I am trying to read a text file to a nested list in Python. That is, I would like to have the output as:
[[$5.79, Breyers Ice Cream, Homemade Vanilla, 48 oz], [$6.39, Haagen-dazs, Vanilla Bean Ice Cream, 1 pt], etc...]]
The ultimate goal is to read the information into a pandas DataFrame for some exploratory analysis.
$5.79
Breyers Ice Cream
Homemade Vanilla
48 oz
$6.39
Haagen-dazs
Vanilla Bean Ice Cream
1 pt
$6.89
So Delicious
Dairy Free Coconutmilk No Sugar Added Dipped Vanilla Bars
4 x 2.3 oz
$5.79
Popsicle Fruit Pops Mango
12 ct
with open(sample.txt) as f:
creams = f.read()
creams = f.split("\n\n")
However, this returns:
['$5.79\nBreyers Ice Cream\nHomemade Vanilla\n48 oz', '$6.39\nHaagen-dazs\nVanilla Bean Ice Cream\n1 pt',
I have also tried utilizing list comprehension methods that look cleaner than the above code, but these attempts handle the newlines, not the paragraphs or returns.
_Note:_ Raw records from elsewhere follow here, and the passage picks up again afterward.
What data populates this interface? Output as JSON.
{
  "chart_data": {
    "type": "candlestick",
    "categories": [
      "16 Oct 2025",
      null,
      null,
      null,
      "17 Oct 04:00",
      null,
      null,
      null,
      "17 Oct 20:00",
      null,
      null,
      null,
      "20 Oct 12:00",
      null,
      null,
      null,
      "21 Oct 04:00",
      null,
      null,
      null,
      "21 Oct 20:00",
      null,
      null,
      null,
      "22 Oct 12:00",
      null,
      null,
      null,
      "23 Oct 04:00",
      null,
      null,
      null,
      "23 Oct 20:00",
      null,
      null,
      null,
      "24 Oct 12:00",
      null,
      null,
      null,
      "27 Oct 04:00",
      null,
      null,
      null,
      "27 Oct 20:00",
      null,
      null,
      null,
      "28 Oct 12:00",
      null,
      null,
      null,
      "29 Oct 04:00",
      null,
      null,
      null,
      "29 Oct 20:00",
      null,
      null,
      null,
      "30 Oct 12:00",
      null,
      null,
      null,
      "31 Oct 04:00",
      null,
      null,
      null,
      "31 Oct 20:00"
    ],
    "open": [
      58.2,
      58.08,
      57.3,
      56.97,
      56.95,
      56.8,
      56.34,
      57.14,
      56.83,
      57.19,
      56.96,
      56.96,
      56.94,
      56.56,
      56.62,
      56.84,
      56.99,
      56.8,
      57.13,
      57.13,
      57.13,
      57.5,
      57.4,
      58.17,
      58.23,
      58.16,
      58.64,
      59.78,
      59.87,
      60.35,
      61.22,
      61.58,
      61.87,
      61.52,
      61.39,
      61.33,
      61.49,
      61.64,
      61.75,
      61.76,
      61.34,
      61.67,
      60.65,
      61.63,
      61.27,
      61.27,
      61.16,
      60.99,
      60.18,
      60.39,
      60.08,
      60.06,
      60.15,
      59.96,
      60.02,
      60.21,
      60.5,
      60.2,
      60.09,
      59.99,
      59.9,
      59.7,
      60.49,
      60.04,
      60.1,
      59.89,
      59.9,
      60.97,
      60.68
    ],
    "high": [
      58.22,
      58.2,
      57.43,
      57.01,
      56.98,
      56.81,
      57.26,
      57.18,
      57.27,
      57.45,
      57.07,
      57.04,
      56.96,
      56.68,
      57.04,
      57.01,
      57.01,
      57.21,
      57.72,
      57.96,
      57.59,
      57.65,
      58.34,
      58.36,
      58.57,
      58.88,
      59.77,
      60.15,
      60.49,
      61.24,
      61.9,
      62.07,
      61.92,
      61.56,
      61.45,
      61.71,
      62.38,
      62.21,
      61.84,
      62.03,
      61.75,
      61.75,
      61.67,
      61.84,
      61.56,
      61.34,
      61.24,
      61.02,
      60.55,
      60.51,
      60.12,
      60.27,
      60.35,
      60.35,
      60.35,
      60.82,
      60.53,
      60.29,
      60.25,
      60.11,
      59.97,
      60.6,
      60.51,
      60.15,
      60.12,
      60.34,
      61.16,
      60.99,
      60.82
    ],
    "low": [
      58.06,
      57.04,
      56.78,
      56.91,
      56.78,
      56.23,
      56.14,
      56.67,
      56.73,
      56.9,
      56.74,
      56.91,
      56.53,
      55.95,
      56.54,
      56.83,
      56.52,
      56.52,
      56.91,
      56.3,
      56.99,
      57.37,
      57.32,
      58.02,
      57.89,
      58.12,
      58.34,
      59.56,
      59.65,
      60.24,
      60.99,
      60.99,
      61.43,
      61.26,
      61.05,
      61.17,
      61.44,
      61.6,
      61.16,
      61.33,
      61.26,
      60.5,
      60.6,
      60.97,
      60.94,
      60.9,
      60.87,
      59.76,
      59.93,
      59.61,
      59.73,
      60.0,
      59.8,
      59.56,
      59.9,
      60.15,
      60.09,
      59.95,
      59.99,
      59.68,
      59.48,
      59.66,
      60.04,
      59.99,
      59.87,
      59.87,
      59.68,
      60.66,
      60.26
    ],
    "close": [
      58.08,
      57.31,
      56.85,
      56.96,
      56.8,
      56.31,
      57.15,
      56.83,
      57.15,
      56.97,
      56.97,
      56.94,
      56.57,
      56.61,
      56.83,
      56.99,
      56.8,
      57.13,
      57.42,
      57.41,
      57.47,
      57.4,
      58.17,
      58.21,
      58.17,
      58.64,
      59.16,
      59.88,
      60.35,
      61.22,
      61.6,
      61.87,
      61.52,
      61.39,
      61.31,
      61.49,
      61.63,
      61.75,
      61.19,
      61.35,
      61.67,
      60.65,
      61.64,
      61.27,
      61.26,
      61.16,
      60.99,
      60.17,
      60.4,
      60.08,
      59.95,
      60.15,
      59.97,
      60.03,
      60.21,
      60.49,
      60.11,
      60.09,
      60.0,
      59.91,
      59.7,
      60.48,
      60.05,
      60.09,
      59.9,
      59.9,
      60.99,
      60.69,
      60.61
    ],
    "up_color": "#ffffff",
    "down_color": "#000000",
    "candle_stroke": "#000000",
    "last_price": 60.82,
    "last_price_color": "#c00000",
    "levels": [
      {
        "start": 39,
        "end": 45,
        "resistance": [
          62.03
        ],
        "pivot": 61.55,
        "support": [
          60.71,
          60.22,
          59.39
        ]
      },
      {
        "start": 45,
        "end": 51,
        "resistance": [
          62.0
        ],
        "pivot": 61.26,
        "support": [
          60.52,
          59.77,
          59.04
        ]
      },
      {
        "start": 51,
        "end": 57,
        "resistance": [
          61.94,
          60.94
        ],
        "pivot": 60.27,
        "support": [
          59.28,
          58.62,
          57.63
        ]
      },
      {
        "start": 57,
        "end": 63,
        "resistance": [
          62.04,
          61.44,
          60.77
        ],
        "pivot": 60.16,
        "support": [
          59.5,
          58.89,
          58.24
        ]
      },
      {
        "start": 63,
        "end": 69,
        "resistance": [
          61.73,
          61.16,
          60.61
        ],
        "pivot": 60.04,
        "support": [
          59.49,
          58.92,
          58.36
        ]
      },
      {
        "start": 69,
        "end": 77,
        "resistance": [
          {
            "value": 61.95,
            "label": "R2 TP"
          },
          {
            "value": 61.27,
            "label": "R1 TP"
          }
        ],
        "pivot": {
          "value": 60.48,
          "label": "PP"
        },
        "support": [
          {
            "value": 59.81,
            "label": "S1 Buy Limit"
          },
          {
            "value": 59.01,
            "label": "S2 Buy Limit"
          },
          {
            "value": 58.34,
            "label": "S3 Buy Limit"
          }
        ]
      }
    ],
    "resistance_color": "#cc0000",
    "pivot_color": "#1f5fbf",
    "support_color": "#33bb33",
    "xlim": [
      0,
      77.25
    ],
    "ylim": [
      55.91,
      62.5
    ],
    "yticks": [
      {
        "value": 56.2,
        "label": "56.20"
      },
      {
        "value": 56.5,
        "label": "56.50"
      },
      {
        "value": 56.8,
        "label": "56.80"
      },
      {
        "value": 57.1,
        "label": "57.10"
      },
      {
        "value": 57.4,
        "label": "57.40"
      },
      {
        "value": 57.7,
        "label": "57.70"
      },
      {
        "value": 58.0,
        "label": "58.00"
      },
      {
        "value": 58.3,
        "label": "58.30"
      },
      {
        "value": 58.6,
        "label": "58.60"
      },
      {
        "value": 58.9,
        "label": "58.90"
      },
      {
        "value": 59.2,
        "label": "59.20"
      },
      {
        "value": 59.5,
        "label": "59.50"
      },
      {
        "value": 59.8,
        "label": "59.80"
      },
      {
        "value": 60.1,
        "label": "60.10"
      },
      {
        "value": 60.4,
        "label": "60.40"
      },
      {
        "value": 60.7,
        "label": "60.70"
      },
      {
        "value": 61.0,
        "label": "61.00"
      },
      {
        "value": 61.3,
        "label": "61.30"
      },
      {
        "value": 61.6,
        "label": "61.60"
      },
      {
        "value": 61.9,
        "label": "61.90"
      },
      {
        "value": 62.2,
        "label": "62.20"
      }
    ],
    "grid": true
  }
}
For example:
[x for x in open('<file_name>.txt').read().splitlines()]
#Gives
['$5.79', 'Breyers Ice Cream', 'Homemade Vanilla', '48 oz', '', '$6.39', 'Haagen-dazs', 'Vanilla Bean Ice Cream', '1 pt', '', '
I know I would need to nest a list within the list comprehension, but I'm unsure how to perform the split.
Note: This is my first posted question, sorry for the length or lack of brevity. Seeking help because there are similar questions but not with the outcome I desire.
You are nearly there once you have the four-line groups separated. All that's left is to split the groups again by a single newline.
with open('creams.txt','r') as f:
creams = f.read()
creams = creams.split("\n\n")
creams = [lines.split('\n') for lines in creams]
print(creams)